A different kind of hunt motivates others. Chris Mitchell is president of the Yuma Valley Rod & Gun Club. Mitchell says hunters such as himself see how changes in the environment affect wildlife.

"Hunters are good guys and we’re out there for the animals more than we are after the animals..."

“Some of their access over the years has, you know, just basically been cut off by highways or cities or anything else—just urban sprawl," he says.  "Some of these animals have just been confined to a smaller area and they just need the assistance of humans.”

Mitchell says it often surprises people that hunters would want to help.  “I just hope that people keep coming around and realize that hunters are good guys and we’re out there for the animals more than we are after the animals.”

That’s not an uncommon sentiment for hunters.

Ron Gissendanner has hunted all of his life.

“Oh, I was probably five hunting with my dad and my grandfather. And I wasn’t able to hunt yet, but I was right there alongside of them the whole day," Gissendanner recollects.  "And those are memories you can never take away.”

Now a shooting instructor at a local gun shop, the 59-year-old says preserving that long tradition is what makes hunters reliable partners for Wildlife Managers at Arizona Game and Fish. That includes signing on to a requirement that hunters keep count of birds they hunt, sharing that data with Game and Fish, and allowing larger game to be measured and sampled.

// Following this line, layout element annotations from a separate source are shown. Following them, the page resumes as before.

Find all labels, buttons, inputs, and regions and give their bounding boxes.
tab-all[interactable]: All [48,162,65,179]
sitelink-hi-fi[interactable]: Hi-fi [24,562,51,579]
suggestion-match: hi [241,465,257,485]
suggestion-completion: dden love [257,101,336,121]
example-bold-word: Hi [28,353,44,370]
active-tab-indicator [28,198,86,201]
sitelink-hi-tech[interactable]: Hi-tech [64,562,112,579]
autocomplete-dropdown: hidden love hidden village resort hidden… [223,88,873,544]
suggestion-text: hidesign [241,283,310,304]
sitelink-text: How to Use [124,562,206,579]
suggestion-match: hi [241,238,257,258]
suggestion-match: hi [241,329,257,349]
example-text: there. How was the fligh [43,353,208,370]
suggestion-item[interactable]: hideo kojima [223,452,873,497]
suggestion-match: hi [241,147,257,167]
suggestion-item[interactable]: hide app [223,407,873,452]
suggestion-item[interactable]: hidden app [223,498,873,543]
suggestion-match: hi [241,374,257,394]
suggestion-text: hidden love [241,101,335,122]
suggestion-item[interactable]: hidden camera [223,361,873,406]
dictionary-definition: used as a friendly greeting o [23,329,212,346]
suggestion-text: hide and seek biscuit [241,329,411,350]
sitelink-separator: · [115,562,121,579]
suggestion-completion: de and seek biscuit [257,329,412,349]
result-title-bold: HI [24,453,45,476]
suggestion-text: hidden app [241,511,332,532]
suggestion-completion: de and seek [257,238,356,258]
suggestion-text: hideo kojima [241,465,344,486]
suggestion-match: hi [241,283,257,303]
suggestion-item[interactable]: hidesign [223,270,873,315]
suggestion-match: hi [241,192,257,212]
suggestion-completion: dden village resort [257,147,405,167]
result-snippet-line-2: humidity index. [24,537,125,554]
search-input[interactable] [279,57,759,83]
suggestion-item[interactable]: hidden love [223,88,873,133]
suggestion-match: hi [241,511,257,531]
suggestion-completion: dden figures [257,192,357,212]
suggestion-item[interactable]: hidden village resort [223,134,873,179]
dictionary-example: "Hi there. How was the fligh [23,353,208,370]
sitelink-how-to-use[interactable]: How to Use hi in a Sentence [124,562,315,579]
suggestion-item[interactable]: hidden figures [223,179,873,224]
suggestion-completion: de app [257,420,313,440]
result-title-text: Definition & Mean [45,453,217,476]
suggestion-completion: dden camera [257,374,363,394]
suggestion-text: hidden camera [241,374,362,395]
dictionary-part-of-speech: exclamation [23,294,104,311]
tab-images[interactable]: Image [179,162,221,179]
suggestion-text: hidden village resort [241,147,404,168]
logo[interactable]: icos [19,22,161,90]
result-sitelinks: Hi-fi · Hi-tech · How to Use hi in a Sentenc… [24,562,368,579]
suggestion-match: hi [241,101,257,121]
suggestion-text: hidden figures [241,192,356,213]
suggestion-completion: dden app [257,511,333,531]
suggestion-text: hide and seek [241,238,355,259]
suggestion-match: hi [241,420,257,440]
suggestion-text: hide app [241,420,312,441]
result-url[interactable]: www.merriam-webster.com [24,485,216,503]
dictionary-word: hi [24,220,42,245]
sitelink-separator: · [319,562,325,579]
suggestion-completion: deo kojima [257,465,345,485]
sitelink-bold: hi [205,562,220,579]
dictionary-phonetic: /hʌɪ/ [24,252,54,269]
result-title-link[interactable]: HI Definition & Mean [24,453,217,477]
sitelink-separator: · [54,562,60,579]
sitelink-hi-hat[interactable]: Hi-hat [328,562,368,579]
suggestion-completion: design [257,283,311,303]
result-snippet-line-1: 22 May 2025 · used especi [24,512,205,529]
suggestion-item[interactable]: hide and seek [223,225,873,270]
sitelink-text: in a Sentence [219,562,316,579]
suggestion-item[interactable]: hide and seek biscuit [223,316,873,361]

“Because that also gives them data that they pull off of that animal when you check it in, being that they may pull blood out of it, they may take a tooth out of it, they may take certain measurements," he explains.  "And that gives them an idea of how healthy the animals are in that area.”

Officials point to successful efforts to revitalize several threatened species, including the pronghorn antelope and the white-tailed deer, using information gathered by people who interact with their environments.